Is it true that despite all of his extremist talk things were more peaceful during Trump’s term than President Joe Biden’s? Yes, there is now war in Ukraine and in the Middle East. But what about the chaos in the United States during Trump’s term?

If Biden is responsible for the wars that broke out far from our shores during his term, wasn’t Trump responsible for the three dead and 35 injured during the white supremacist violence in Charlottesville? Shouldn’t he have prevented the hundreds of police and protester injuries along with the deaths of at least 10 people during the George Floyd riots, not to mention the $1 billion in property damage? Is he not to blame for the over one million Americans who died following his minimizing the danger of COVID-19? Is Trump not even more directly responsible for hurling an angry mob at the United States Capitol in 2021 where more than 140 police officers were injured and as many as nine people died? Which instability is worse for American families—chaos and violence at home or abroad?

Nobody can say Vice President Kamala Harris has ever been responsible for similar violence. And has she led a left-wing extremist campaign? Is she just a DEI diva?
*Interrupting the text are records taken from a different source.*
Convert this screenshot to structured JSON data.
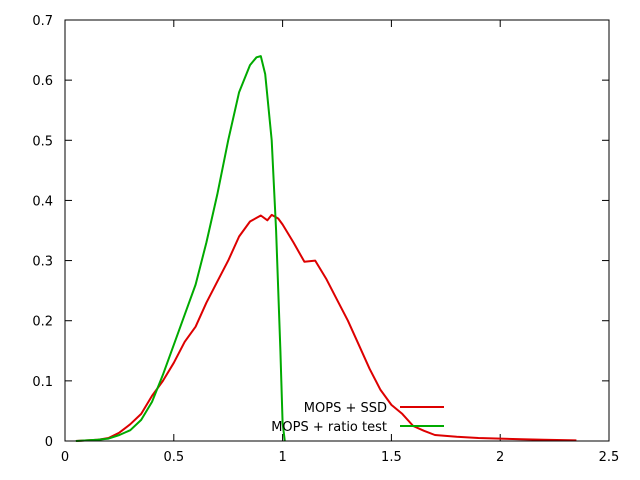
{
  "chart_data": {
    "type": "line",
    "title": "",
    "xlabel": "",
    "ylabel": "",
    "xlim": [
      0,
      2.5
    ],
    "ylim": [
      0,
      0.7
    ],
    "x_ticks": [
      0,
      0.5,
      1,
      1.5,
      2,
      2.5
    ],
    "x_tick_labels": [
      "0",
      "0.5",
      "1",
      "1.5",
      "2",
      "2.5"
    ],
    "y_ticks": [
      0,
      0.1,
      0.2,
      0.3,
      0.4,
      0.5,
      0.6,
      0.7
    ],
    "y_tick_labels": [
      "0",
      "0.1",
      "0.2",
      "0.3",
      "0.4",
      "0.5",
      "0.6",
      "0.7"
    ],
    "grid": false,
    "legend_position": "bottom-center",
    "series": [
      {
        "name": "MOPS + SSD",
        "color": "#dd0000",
        "points": [
          [
            0.05,
            0.0
          ],
          [
            0.15,
            0.002
          ],
          [
            0.2,
            0.005
          ],
          [
            0.25,
            0.014
          ],
          [
            0.3,
            0.028
          ],
          [
            0.35,
            0.045
          ],
          [
            0.4,
            0.075
          ],
          [
            0.45,
            0.1
          ],
          [
            0.5,
            0.13
          ],
          [
            0.55,
            0.165
          ],
          [
            0.6,
            0.19
          ],
          [
            0.65,
            0.23
          ],
          [
            0.7,
            0.265
          ],
          [
            0.75,
            0.3
          ],
          [
            0.8,
            0.34
          ],
          [
            0.85,
            0.365
          ],
          [
            0.9,
            0.375
          ],
          [
            0.93,
            0.367
          ],
          [
            0.95,
            0.376
          ],
          [
            0.98,
            0.37
          ],
          [
            1.0,
            0.36
          ],
          [
            1.05,
            0.33
          ],
          [
            1.1,
            0.298
          ],
          [
            1.15,
            0.3
          ],
          [
            1.2,
            0.27
          ],
          [
            1.25,
            0.235
          ],
          [
            1.3,
            0.2
          ],
          [
            1.35,
            0.16
          ],
          [
            1.4,
            0.12
          ],
          [
            1.45,
            0.085
          ],
          [
            1.5,
            0.06
          ],
          [
            1.55,
            0.045
          ],
          [
            1.6,
            0.025
          ],
          [
            1.65,
            0.017
          ],
          [
            1.7,
            0.01
          ],
          [
            1.8,
            0.007
          ],
          [
            1.9,
            0.005
          ],
          [
            2.0,
            0.004
          ],
          [
            2.1,
            0.003
          ],
          [
            2.2,
            0.002
          ],
          [
            2.35,
            0.001
          ]
        ]
      },
      {
        "name": "MOPS + ratio test",
        "color": "#00aa00",
        "points": [
          [
            0.05,
            0.0
          ],
          [
            0.15,
            0.002
          ],
          [
            0.2,
            0.004
          ],
          [
            0.25,
            0.01
          ],
          [
            0.3,
            0.018
          ],
          [
            0.35,
            0.035
          ],
          [
            0.4,
            0.065
          ],
          [
            0.45,
            0.11
          ],
          [
            0.5,
            0.16
          ],
          [
            0.55,
            0.21
          ],
          [
            0.6,
            0.26
          ],
          [
            0.65,
            0.33
          ],
          [
            0.7,
            0.41
          ],
          [
            0.75,
            0.5
          ],
          [
            0.8,
            0.58
          ],
          [
            0.85,
            0.625
          ],
          [
            0.88,
            0.638
          ],
          [
            0.9,
            0.64
          ],
          [
            0.92,
            0.61
          ],
          [
            0.95,
            0.5
          ],
          [
            0.97,
            0.35
          ],
          [
            0.99,
            0.15
          ],
          [
            1.0,
            0.03
          ],
          [
            1.01,
            0.0
          ]
        ]
      }
    ]
  }
}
She could have doubled down on DEI in picking her vice president. But instead, she picked Tim Walz, a paunchy middle-aged white former football coach with a hunting license. Harris is not exactly extremist.

Still, maybe you think this means Harris is too ill-defined, and think that at least we know what we’re getting with Trump. Sure, we do. The trouble is that it’s something really, really bad.

Thomas G. Moukawsher is a former Connecticut complex litigation judge and a former co-chair of the American Bar Association Committee on Employee Benefits. He is the author of the new book, The Common Flaw: Needless Complexity in the Courts and 50 Ways to Reduce It.

The views expressed in this article are the writer’s own.